This is Goodbye



03 Nov 99
Annette

It does not matter what words creep past my lips you must not believe what I say. It does not matter the integrity of my soul, the purity of my confession, the anguish of my betrayal you must not believe what I say for you have a vested interest in this nine-year partnership that must be stronger than all my truths for you to continue on this path. To say it was an innocent kiss, this is the most that I can deceive. Yet, I know that he shall twist his way into innocence – he tries already by using anger to offset his fear of my veracity that could do so much more damage than what has already been done ... and he fears ... I will not tell you who was the predator and who the prey; I will not render to you the things that he whispered as he caressed my body; I will not let you know how fully he was trying to betray you; I will not say any more For you must not believe me. This fledgling friendship, borne of deep admiration and respect shall die to ease the fears of your husband and to keep my lips from voicing veracity. I am sorry, so sorry for telling the truth has always led me into this pain and I shall weep my tears for the loss of you in silence.

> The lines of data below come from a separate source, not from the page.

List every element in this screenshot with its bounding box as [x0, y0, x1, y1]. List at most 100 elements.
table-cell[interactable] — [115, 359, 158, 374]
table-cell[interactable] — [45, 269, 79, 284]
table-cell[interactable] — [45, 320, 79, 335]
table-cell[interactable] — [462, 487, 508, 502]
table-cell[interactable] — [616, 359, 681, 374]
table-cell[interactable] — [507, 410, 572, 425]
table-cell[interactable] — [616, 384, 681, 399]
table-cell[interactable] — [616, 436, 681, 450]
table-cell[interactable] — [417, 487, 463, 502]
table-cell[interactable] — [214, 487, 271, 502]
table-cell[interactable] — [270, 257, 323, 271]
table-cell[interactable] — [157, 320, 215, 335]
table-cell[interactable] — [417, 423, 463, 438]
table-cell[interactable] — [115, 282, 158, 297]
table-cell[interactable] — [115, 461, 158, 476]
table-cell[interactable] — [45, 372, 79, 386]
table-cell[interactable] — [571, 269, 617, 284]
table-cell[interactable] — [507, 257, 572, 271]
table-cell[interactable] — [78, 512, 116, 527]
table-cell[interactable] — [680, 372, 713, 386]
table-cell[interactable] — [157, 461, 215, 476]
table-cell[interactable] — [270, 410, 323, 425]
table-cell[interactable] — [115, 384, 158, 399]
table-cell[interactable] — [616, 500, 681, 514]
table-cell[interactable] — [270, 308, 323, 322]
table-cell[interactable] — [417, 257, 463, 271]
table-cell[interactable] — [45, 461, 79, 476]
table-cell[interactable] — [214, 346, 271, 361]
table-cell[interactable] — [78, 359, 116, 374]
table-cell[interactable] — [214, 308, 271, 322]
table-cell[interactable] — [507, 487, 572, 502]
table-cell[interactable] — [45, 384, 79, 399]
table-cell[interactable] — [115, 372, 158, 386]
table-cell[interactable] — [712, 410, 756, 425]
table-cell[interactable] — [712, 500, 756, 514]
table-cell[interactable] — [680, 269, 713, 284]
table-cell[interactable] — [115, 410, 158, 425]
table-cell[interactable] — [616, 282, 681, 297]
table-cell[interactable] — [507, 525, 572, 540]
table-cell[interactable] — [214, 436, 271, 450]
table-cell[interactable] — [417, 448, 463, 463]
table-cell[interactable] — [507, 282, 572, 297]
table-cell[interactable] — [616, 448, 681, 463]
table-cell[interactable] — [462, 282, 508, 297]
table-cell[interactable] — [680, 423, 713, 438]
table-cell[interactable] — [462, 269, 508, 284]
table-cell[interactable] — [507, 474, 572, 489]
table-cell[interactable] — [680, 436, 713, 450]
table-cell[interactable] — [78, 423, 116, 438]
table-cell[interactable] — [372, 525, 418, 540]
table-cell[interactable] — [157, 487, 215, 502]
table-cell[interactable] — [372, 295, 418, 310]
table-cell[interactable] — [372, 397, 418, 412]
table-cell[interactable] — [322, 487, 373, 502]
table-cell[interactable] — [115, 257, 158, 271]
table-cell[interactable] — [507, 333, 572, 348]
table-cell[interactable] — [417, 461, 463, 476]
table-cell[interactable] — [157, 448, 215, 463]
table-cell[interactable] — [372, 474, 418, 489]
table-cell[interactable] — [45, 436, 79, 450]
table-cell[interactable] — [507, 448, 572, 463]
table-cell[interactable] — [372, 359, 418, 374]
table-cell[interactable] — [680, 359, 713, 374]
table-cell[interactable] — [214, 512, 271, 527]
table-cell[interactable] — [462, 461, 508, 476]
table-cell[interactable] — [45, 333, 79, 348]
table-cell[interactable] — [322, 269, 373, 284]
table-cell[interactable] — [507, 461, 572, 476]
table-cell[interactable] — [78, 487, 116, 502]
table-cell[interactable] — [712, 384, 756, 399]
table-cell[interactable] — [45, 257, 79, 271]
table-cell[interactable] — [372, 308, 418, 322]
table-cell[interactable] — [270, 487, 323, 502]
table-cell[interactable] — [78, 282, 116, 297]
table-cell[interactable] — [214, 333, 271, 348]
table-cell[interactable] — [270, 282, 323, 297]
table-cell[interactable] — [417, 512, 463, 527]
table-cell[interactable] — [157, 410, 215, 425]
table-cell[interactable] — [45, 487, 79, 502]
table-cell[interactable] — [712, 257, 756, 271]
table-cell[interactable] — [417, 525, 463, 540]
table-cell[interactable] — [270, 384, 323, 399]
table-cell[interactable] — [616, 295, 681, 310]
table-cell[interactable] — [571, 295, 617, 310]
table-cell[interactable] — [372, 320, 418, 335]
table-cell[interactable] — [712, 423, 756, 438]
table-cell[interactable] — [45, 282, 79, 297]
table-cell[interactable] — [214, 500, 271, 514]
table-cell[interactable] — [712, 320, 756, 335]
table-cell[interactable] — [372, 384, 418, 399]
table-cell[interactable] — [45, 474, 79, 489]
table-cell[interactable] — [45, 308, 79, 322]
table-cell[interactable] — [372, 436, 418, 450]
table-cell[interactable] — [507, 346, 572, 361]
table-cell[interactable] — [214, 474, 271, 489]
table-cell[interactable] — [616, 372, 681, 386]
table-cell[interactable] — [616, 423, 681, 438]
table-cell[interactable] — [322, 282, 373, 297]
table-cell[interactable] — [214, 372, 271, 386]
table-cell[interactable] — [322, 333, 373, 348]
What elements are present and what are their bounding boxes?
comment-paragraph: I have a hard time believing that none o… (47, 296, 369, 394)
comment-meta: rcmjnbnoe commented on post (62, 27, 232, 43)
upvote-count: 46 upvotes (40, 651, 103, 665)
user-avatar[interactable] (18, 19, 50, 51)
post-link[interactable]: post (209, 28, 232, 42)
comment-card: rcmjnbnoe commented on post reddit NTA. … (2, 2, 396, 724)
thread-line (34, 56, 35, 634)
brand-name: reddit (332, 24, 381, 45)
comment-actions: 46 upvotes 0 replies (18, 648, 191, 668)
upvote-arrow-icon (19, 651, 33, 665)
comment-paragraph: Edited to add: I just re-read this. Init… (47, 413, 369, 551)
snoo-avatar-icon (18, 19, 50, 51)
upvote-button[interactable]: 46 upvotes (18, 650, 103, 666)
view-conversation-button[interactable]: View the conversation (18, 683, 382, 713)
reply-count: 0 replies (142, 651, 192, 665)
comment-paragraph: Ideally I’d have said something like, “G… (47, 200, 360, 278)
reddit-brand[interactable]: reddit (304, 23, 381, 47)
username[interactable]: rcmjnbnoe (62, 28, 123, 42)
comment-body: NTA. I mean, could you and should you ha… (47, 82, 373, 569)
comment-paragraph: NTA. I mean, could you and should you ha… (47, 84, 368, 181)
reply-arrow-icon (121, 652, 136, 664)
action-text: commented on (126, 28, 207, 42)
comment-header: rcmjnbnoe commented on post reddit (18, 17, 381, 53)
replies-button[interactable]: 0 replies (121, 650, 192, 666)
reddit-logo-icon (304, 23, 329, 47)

Should never have let you get so close sweet red wine relaxing our inhibitions and letting me fumble through small truths that could destroy your faith as mine has been again and again by the restless players that make the rules of this game that I can never comprehend. It is no more than I expect, for I have always paid the price of a man’s betrayal. So it has always been, so it shall always be. I will not plague you with the tension that would be our friendship. I shall not murder the fantasy that you must maintain to keep your love alive. I can not let you near me, lest I mumble some truth that would harm you further and so, this is goodbye.